Spanning 25 miles, it was created 1.2 billion years ago by a 13bn-tonne space rock that crashed near present-day Ullapool.

When it struck the Earth, travelling at more than 40,000mph, its 1km diameter impacted the land with the force of 940 million Hiroshima bombs.

Scientists discovered evidence of the ancient strike 11 years ago, but have only just pinpointed its precise location beneath the North Atlantic.

It lies under the Minch, the rough sea separating Lewis in the Outer Hebrides from the Highlands on the mainland.

The crater is buried beneath both water and younger rocks between 15 and 20km west of a remote part of the beach.

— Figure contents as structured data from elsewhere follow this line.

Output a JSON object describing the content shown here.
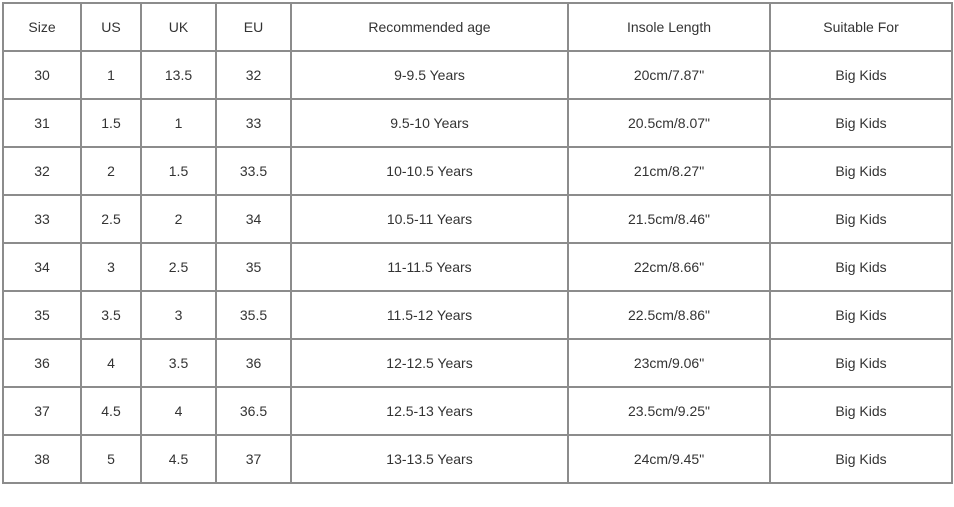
{
  "table": {
    "header": [
      "Size",
      "US",
      "UK",
      "EU",
      "Recommended age",
      "Insole Length",
      "Suitable For"
    ],
    "rows": [
      [
        "30",
        "1",
        "13.5",
        "32",
        "9-9.5 Years",
        "20cm/7.87\"",
        "Big Kids"
      ],
      [
        "31",
        "1.5",
        "1",
        "33",
        "9.5-10 Years",
        "20.5cm/8.07\"",
        "Big Kids"
      ],
      [
        "32",
        "2",
        "1.5",
        "33.5",
        "10-10.5 Years",
        "21cm/8.27\"",
        "Big Kids"
      ],
      [
        "33",
        "2.5",
        "2",
        "34",
        "10.5-11 Years",
        "21.5cm/8.46\"",
        "Big Kids"
      ],
      [
        "34",
        "3",
        "2.5",
        "35",
        "11-11.5 Years",
        "22cm/8.66\"",
        "Big Kids"
      ],
      [
        "35",
        "3.5",
        "3",
        "35.5",
        "11.5-12 Years",
        "22.5cm/8.86\"",
        "Big Kids"
      ],
      [
        "36",
        "4",
        "3.5",
        "36",
        "12-12.5 Years",
        "23cm/9.06\"",
        "Big Kids"
      ],
      [
        "37",
        "4.5",
        "4",
        "36.5",
        "12.5-13 Years",
        "23.5cm/9.25\"",
        "Big Kids"
      ],
      [
        "38",
        "5",
        "4.5",
        "37",
        "13-13.5 Years",
        "24cm/9.45\"",
        "Big Kids"
      ]
    ]
  }
}
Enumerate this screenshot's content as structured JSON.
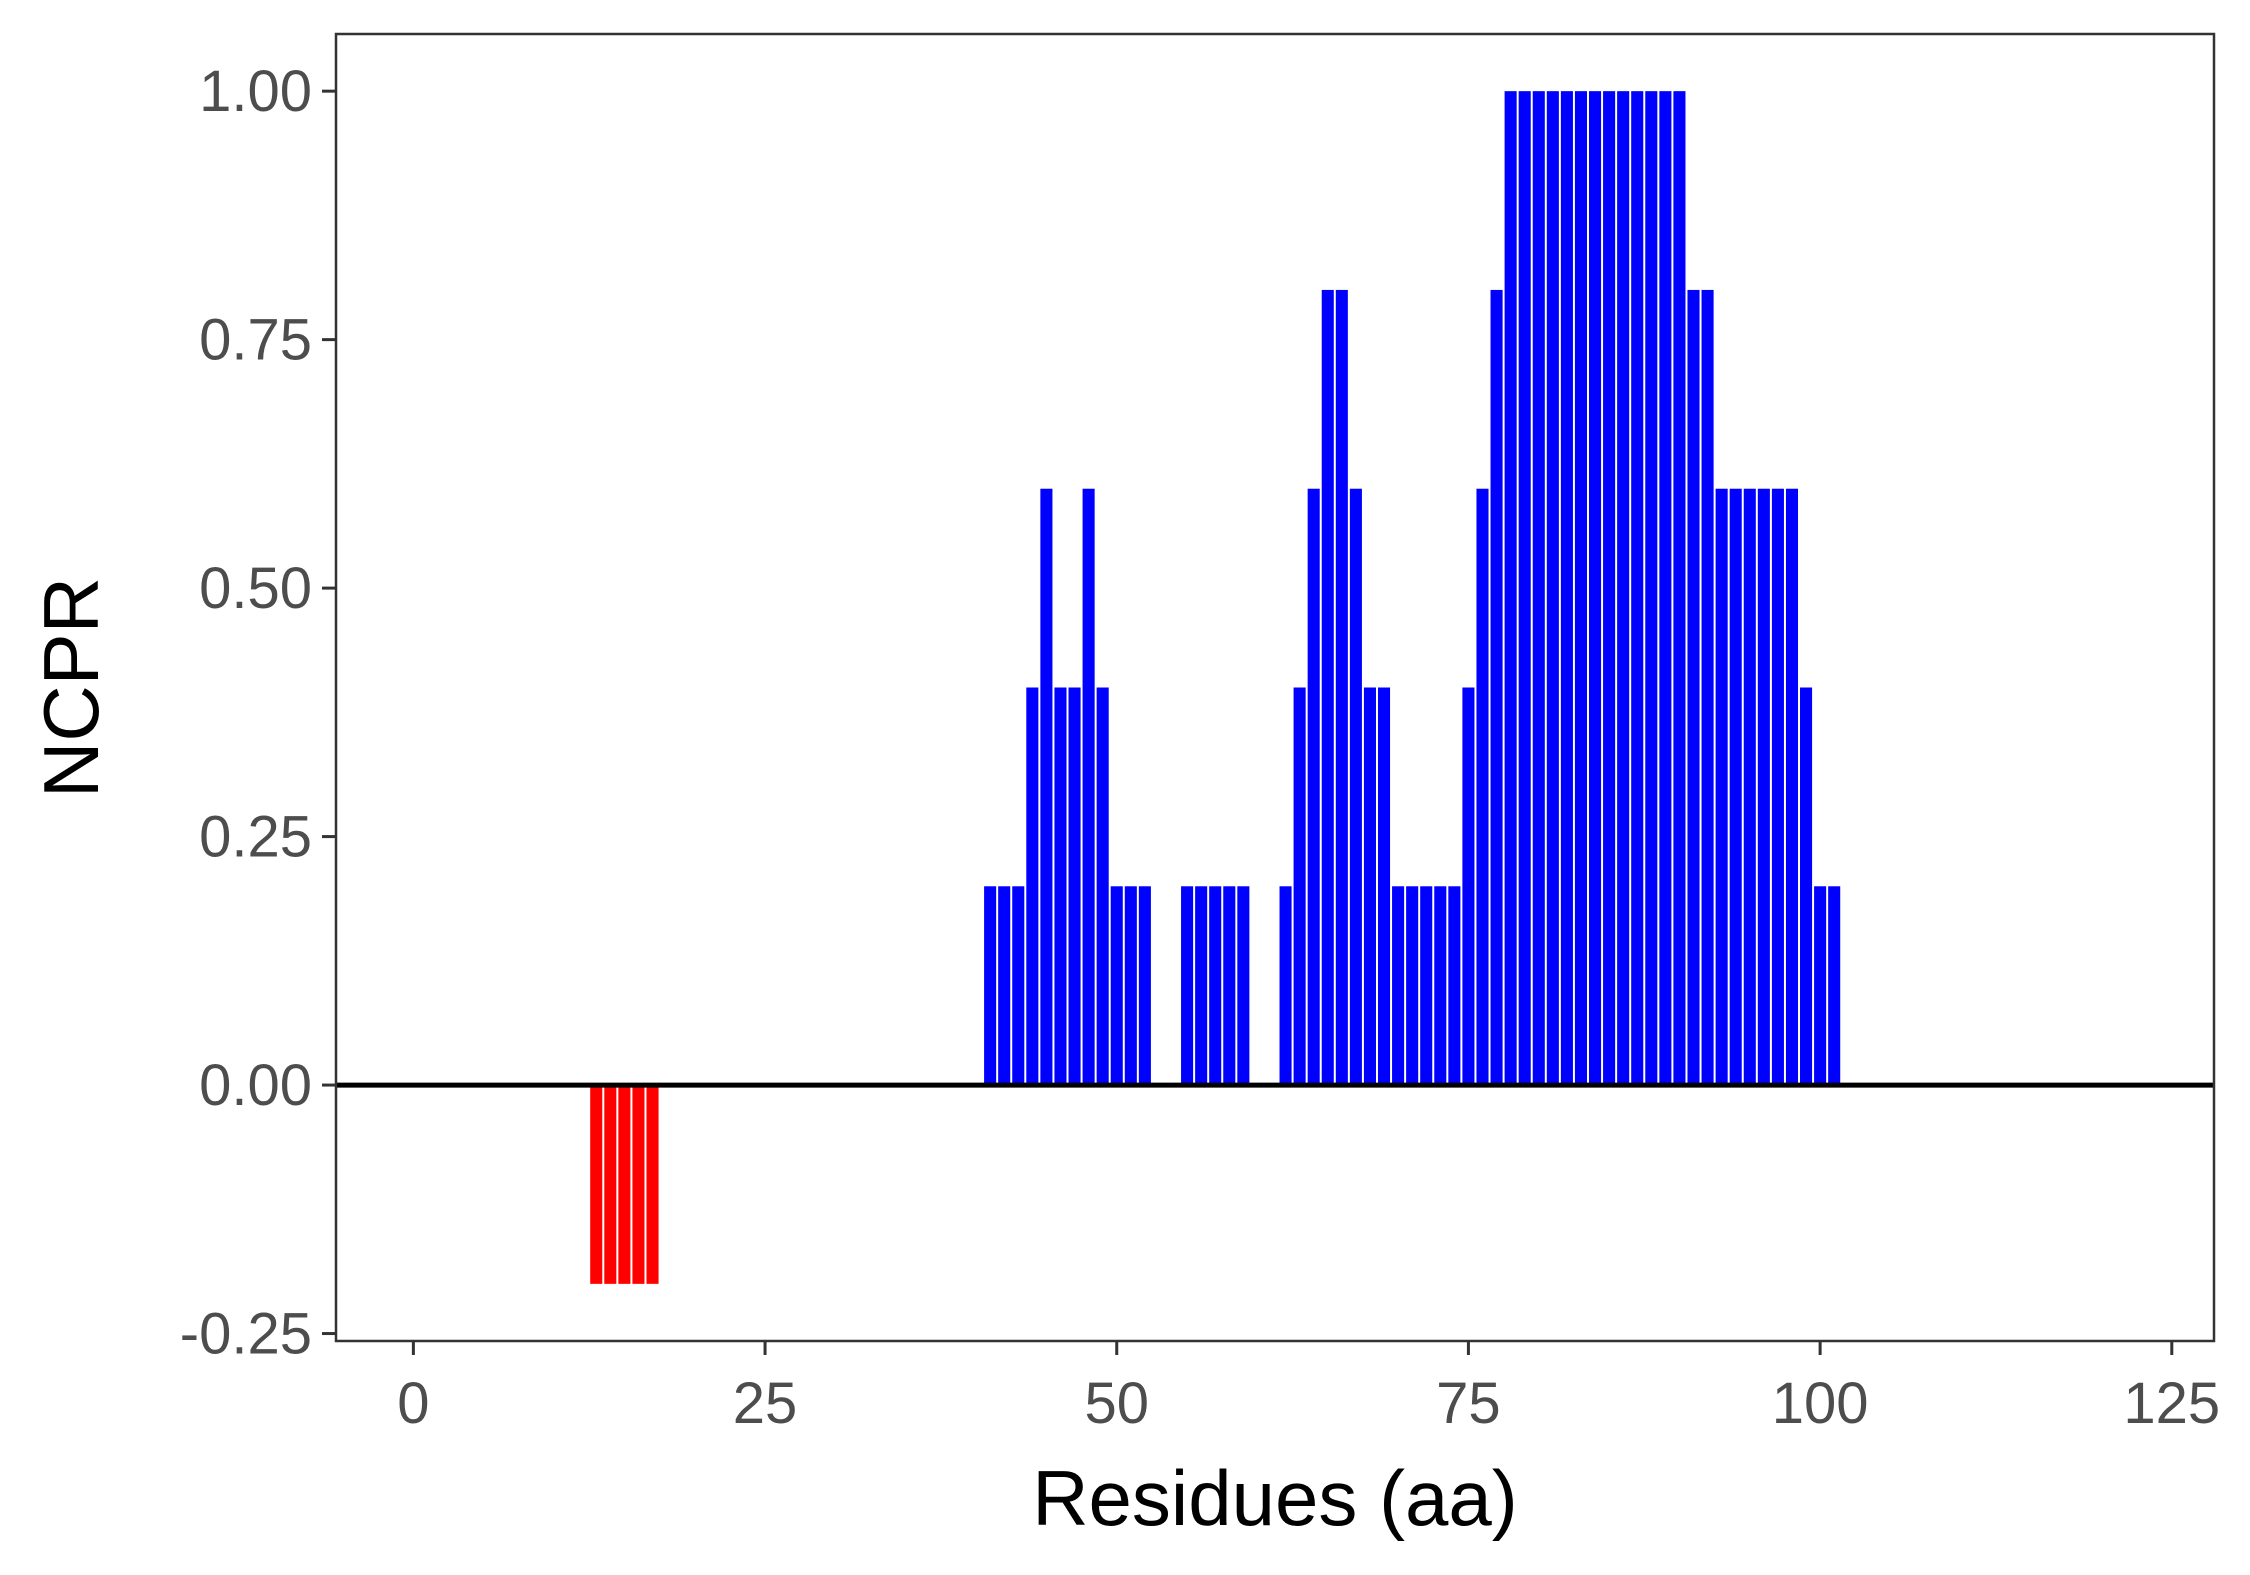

Dr Ken Amor, an Earth scientist at the University of Oxford and lead author of the discovery, said: “The material excavated during a giant meteorite impact is rarely preserved on Earth, because it is rapidly eroded, so this is a really exciting discovery.

“It was purely by chance this one landed in an ancient rift valley where fresh sediment quickly covered the debris to preserve it.

“The next step will be a detailed geophysical survey in our target area of the Minch Basin.”

He first found debris believed to be from the collision in 2008, working with colleagues at the University of Aberdeen.

The exact site remained a mystery, but the thickness and extent of the deposit suggested it was near the coast.

The impact would have melted rocks and thrown up an enormous cloud of vapour, scattering material over a large part of the region around Ullapool.

Evidence was preserved by sandstone rapidly burying the crater.

Researchers discovered the spot by mapping the direction the meteorite material took at several different locations.

Published in the Journal of the Geological Society, the study was based on field observations, the distribution of broken rock fragments and the alignment of magnetic particles.

Unusual rock formations in the area were previously thought to have been formed by volcanic eruptions, but Dr Amor found evidence of a phenomenon known as “ejecta blanket”.

This represents debris thrown out when a huge object slams into the ground, in this case scattering its material over an area about 50km across.

Dr Amor said: “It would have been quite a spectacle when this large meteorite struck a barren landscape, spreading dust and rock debris over a wide area.”

At the time, Scotland would have been close to the equator and had a semi-arid environment, and most life was still in the oceans.

The landscape would have looked a bit like Mars when it had water on its surface, and may have suffered a higher rate of meteorite impacts, colliding with debris left over from the formation of the solar system.

It is thought collisions with an object this size occur between once every 100,000 years to once every million years, but estimates vary because craters are obliterated by erosion, burial and plate tectonics, making it difficult to know our record of large impacts.

Smaller impacts, where meteorites are only a few metres across, are relatively common, happening once every 25 years on average.

The largest crater made by a meteor or comet was discovered in the Australian outback four years ago.